El papel periódico –fuente de noticias– como intriga y adivinanza, su recorte y posterior traslado a un museo fino, su rellenado inocente e incompleto por una anciana que simplemente siguió la sugerencia del artista y –sobre todo– un seguro de 89 mil dólares para una obra que tal vez no fuera más que papel recortado sobre intenciones mixtas verifican el triunfo de las prácticas artísticas más que su derrota, como pretende la sorna general que se abate sobre este caso tan incierto.
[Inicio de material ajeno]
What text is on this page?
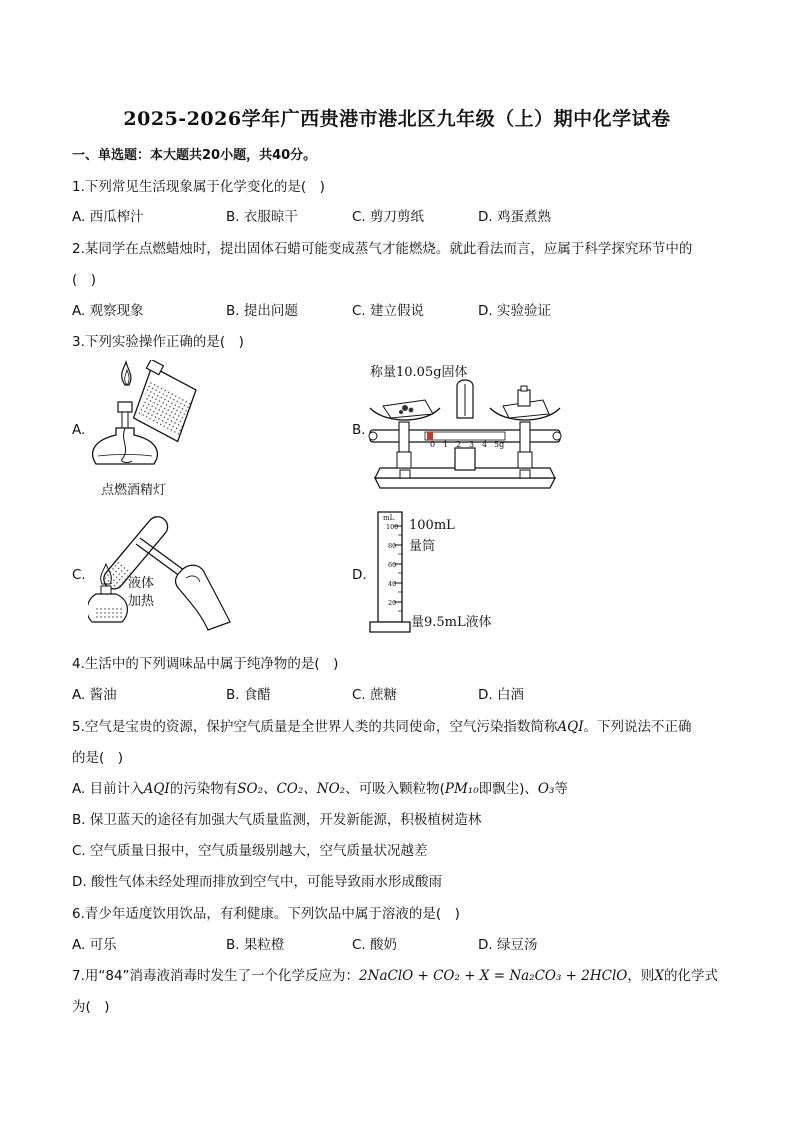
2025-2026学年广西贵港市港北区九年级（上）期中化学试卷
一、单选题：本大题共20小题，共40分。
1.下列常见生活现象属于化学变化的是(　)
A. 西瓜榨汁	B. 衣服晾干	C. 剪刀剪纸	D. 鸡蛋煮熟
2.某同学在点燃蜡烛时，提出固体石蜡可能变成蒸气才能燃烧。就此看法而言，应属于科学探究环节中的
(　)
A. 观察现象	B. 提出问题	C. 建立假说	D. 实验验证
3.下列实验操作正确的是(　)
A.
点燃酒精灯
B.
称量10.05g固体
0 1 2 3 4 5g
C.
液体
加热
D.
mL
100
80
60
40
20
100mL
量筒
量9.5mL液体
4.生活中的下列调味品中属于纯净物的是(　)
A. 酱油	B. 食醋	C. 蔗糖	D. 白酒
5.空气是宝贵的资源，保护空气质量是全世界人类的共同使命，空气污染指数简称AQI。下列说法不正确
的是(　)
A. 目前计入AQI的污染物有SO₂、CO₂、NO₂、可吸入颗粒物(PM₁₀即飘尘)、O₃等
B. 保卫蓝天的途径有加强大气质量监测，开发新能源，积极植树造林
C. 空气质量日报中，空气质量级别越大，空气质量状况越差
D. 酸性气体未经处理而排放到空气中，可能导致雨水形成酸雨
6.青少年适度饮用饮品，有利健康。下列饮品中属于溶液的是(　)
A. 可乐	B. 果粒橙	C. 酸奶	D. 绿豆汤
7.用“84”消毒液消毒时发生了一个化学反应为：2NaClO + CO₂ + X = Na₂CO₃ + 2HClO，则X的化学式
为(　)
Espero –como un detective en su oficina llena de humo de cigarro– más datos sobre la identidad de la abuelita. Mientras tanto, me concentro en las palabras que ha insertado en el acertijo tendido ante sus ojos por la historia. ¿Nadie ha reparado en lo inquietante de este mensaje? ¿Sólo porque Fluxus ya no existe debemos obviar lo que se ha escrito con toda claridad y con birome? La coautora de la obra ha de ser de lengua francesa, o al menos bilingüe y confundida: en el tiempo que le dejó –sospechosamente– la guardia del museo logró cincelar estas palabras de advertencia, de luz y de pasmo : amicalement, IQ (coeficiente intelectual), moquerie (broma), tendre (tierno), más algunas declaraciones en inglés: Italy, wall (pared), notes (notas) y Portugese, así de mal escrito. No obstante, son tres las palabras más inquietantes, más enormes: ici (que esto ocurre u ocurrirá aquí y no en otra parte), irral (que para un francoparlante bien podría sonar como irreal y para un alemán bien se acerca a irren, que es errar) y finalmente nid, palabra que no existe en ningún idioma que conozca y que se repite dos veces en la charada, en la amenaza, en el círculo perfecto del azar y la inocencia que sólo saben trazar los artistas con algún tipo de genio.